C’est mardi que les organismes de bassin versant de la région ont été informés que les stations d’échantillonnage qu’ils effectuaient durant la saison estivale étaient mises sur pause pour une période indéterminée.
« Les raisons derrière cette décision demeurent inconnues, mais il est clair, selon nous, qu’elle est probablement liée aux compressions et à l’austérité budgétaire du gouvernement du Québec », indique Julie Leblanc, directrice générale du Conseil de l’eau Gaspésie-Sud.
Les tests d’échantillonnage étaient réalisés une fois par mois, d’avril à novembre. Dans la région, plusieurs cours d’eau étaient analysés, notamment les rivières York, Saint-Jean, Bonaventure, Petit-Pabos, Petite-Cascapédia et Matapédia.
« Ces données nous servent, en fin de compte, à comparer les rivières entre elles. Elles permettent de voir les différences entre les cours d’eau, ainsi que les anomalies au fil du temps. Lorsqu’on ne dispose pas de ces données, cela nous empêche de prendre de bonnes décisions en matière de gestion », ajoute Mme Leblanc.
« S’il y a un changement dans l’environnement et qu’on ne le monitore pas, la qualité de l’eau, on ne pourra pas percevoir ce changement. Quand on va s’en apercevoir, il va peut-être y avoir eu des impacts plus grands. Jusqu’à présent, en Gaspésie, on est chanceux : on a des rivières avec une bonne qualité » , fait savoir Yves Briand, codirecteur du Conseil de l’eau du nord de la Gaspésie.

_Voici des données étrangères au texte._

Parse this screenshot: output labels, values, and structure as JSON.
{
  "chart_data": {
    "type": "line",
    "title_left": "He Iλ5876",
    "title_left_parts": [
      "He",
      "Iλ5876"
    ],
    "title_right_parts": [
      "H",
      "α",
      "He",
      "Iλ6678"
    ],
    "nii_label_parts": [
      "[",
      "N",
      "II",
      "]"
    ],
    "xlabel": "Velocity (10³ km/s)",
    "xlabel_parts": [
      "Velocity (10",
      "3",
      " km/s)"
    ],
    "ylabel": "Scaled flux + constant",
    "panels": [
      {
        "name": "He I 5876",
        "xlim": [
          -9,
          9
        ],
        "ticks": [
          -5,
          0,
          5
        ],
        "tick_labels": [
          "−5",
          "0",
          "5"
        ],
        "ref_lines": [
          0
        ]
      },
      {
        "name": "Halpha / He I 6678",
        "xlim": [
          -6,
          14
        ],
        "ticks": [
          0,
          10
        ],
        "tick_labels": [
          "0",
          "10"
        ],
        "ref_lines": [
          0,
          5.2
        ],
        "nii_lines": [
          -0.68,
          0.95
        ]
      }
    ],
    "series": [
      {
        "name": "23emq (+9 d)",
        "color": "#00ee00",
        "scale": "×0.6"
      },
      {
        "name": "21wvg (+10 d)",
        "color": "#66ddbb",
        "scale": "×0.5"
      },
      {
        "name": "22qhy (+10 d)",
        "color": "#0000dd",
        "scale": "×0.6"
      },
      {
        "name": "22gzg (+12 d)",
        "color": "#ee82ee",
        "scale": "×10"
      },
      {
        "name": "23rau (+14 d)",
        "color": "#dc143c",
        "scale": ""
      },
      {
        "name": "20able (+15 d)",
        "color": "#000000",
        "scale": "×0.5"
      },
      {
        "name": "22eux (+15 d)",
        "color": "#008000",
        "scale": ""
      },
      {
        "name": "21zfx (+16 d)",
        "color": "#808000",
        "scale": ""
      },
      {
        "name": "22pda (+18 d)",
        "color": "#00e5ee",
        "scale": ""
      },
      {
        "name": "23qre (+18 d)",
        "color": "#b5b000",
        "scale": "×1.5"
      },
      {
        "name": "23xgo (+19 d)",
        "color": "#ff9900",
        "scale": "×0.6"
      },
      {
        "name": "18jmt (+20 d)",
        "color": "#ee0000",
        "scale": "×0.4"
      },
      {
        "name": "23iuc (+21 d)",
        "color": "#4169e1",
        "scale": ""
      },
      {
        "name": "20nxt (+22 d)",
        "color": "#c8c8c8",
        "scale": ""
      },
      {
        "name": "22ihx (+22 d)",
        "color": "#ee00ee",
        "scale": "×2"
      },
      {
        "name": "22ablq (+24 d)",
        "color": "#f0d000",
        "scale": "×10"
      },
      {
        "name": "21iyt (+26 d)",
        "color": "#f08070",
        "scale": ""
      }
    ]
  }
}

Le codirecteur du conseil de l’eau du côté nord de la Gaspésie cite comme exemple un changement dans l’habitat du saumon ou la présence de coliformes fécaux, qui peut avoir des impacts nocifs pour les humains lors de la, qui ne pourront plus être détectés rapidement.
« Nos rivières à saumon sont de bonne qualité, on le sait, mais si on arrête de les mesurer, on ne peut pas savoir si ce genre de problème se manifeste. Dans un contexte de changements climatiques, il n’est pas impossible que des problématiques apparaissent subtilement. »
Le Réseau-rivières est sous la responsabilité du ministère de l’Environnement.
L’année dernière, la période d’échantillonnage avait été écourtée, le nombre de rivière réduit, coupes dans les heures de laboratoire : les organismes dénoncent une incohérence du gouvernement, qui s’est pourtant doté d’un plan d’action jusqu’en 2030 visant à protéger, restaurer et valoriser les ressources aquatiques.
« Dans les deux plans d’action, il y avait une mesure qui visait à bonifier le suivi de la qualité de l’eau des rivières, mais dans les faits, dans la dernière année et demie, au lieu de la bonifier, on diminue l’échantillonnage », dit M. Briand.
« On voit quand même qu’il y a un certain délaissement ou un désengagement du gouvernement du Québec en ce sens la », soulève Julie Leblanc.
Les organismes de bassin versant espèrent maintenant que le gouvernement reviendra sur sa décision ou qu’un autre mécanisme sera mis en place pour que les cours d’eau conservent leur limpidité et leur propreté, tout en garantissant la sécurité des citoyens.